Francis Hutcheson criticised Cumberland and Pufendorf for their attempts to derive the principle of natural law from a single principle (the common good or sociability) and to explain the sense of obligation to natural law as a result of the rational pursuit of one’s self-interest.Footnote 91 Hutcheson argued that “Pufendorf and most recent authors teach the doctrine of human nature which had been that of Epicureans, that self-love (philautia) alone, or the desire of each man for his own pleasure or advantage, is the spring of all actions ... even those that seem most kindly”.Footnote 92 In Hutcheson’s view, self-love should work together with natural benevolence to promote sociability.
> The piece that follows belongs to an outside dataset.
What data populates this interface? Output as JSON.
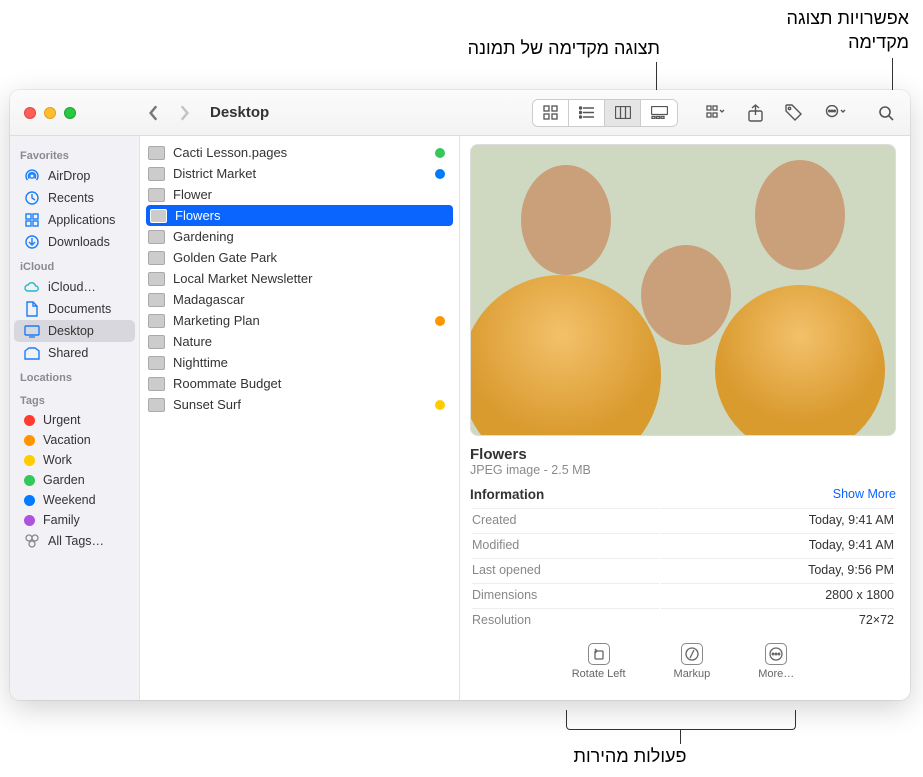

Subsequent Scottish philosophers, such as David Hume and Adam Smith, began to explicate moral psychological processes that give rise to sociable behaviour without returning to Hutcheson’s idea that people naturally feel pleasure when behaving sociably. In this sense, Cumberland’s and Pufendorf’s treatments of self-interest as a source of other-regarding actions – though on different philosophical foundations – points forward to the eighteenth-century explanations of the socio-psychological mechanisms that lead to the promotion of the common good.